Other items to be examined are the need for dial-up and remote access. If this access is related to terminal and screen traffic, a serial port from an existing system may suffice. If a Point-to-Point Protocol (PPP) connection is made, you must consider how much overhead it will impose on the network when users are loading software utilities, programs, and databases over the phone lines. This is of concern because IP isn’t limited to a high-speed link such as Novell IPX and other networking protocols.

Understanding Network Configuration Guidelines

A network must be designed based on guidelines and rules. You should consider the following questions when planning a network:

•  How will the network be used today?

•  How will the network be used for the next several years?

•  What applications are going to be used on the network?

•  Will workgroups within the organization require networking resources in the future?

•  What types and numbers of workstations will be on the network?

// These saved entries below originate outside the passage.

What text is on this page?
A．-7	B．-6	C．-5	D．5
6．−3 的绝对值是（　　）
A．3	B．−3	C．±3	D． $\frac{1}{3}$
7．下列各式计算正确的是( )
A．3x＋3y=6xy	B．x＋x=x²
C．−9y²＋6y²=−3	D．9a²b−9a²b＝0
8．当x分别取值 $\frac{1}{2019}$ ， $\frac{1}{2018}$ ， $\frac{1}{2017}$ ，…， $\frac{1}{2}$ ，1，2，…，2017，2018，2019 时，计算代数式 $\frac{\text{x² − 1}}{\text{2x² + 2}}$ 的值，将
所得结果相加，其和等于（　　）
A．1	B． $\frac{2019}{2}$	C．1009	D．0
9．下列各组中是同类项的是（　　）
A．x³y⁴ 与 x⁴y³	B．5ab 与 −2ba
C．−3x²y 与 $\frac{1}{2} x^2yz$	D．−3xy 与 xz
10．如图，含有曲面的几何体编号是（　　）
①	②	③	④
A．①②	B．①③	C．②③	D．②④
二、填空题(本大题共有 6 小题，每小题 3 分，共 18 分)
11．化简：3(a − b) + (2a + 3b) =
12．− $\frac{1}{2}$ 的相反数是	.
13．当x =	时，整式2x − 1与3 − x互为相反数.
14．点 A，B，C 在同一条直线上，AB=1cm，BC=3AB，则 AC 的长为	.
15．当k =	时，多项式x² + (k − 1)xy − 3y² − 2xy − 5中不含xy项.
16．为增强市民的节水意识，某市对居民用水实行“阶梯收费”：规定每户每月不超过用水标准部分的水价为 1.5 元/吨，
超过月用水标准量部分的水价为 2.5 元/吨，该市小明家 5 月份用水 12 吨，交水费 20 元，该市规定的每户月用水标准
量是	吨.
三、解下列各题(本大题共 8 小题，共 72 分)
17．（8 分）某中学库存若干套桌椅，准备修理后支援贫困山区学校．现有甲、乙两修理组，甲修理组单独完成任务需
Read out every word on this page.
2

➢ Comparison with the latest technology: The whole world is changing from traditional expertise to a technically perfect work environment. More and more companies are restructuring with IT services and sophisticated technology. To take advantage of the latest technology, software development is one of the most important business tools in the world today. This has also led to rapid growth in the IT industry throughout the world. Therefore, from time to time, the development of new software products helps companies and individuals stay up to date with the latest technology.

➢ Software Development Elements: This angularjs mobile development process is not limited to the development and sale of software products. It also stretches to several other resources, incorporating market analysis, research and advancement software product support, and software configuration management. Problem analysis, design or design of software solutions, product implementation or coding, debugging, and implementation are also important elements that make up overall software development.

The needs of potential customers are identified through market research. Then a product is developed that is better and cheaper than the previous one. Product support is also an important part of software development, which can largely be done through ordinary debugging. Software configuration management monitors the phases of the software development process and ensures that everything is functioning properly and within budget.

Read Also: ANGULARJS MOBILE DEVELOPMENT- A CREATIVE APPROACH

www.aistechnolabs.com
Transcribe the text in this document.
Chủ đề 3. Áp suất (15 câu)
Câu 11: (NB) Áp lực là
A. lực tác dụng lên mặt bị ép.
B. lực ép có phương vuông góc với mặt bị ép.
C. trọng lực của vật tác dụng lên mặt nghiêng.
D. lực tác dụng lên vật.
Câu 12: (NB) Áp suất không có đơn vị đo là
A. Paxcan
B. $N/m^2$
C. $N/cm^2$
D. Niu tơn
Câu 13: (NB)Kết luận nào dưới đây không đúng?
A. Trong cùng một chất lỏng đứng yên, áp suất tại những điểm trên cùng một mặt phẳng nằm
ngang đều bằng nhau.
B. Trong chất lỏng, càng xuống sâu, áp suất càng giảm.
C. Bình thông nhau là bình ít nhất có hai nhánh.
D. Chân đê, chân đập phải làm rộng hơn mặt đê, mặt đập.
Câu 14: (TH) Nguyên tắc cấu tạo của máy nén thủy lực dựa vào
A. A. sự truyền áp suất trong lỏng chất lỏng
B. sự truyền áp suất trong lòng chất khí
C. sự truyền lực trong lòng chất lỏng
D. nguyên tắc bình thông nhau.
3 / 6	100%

•  How many servers, minicomputers, and other hosts will be on the network?

•  What other network devices, such as printers and plotters, will be on the network?

•  Will shared disk arrays and optical jukeboxes be necessary?

•  Will management of the network be centralized?

•  Will the network be connected to the Internet or other corporate networks, or will it be the basis for a wide area network?

•  What other protocols will use the networking technology (IPX, DECNET, LAT, OSI protocols, and TCP/IP)?

•  Where will critical data be interchanged (determine several different paths)?

•  How will the network grow and change?

After you address all these questions, the network can be defined. The number of nodes indicates how many class C address spaces are needed or whether a class B is needed.

Connection to remote facilities should also be addressed. The load can be distributed across multiple network segments. Try to minimize the traffic that has to go across networks. For example, if you have two systems that exchange a lot of information and hops across three networks are required for them to communicate, consider moving the systems to the same network.

Determine the best networking topology to meet the requirements specified in the network analysis. To allow for growth in the network, the best approach is to determine the maximum load and to develop a network in which that load is at a minimum.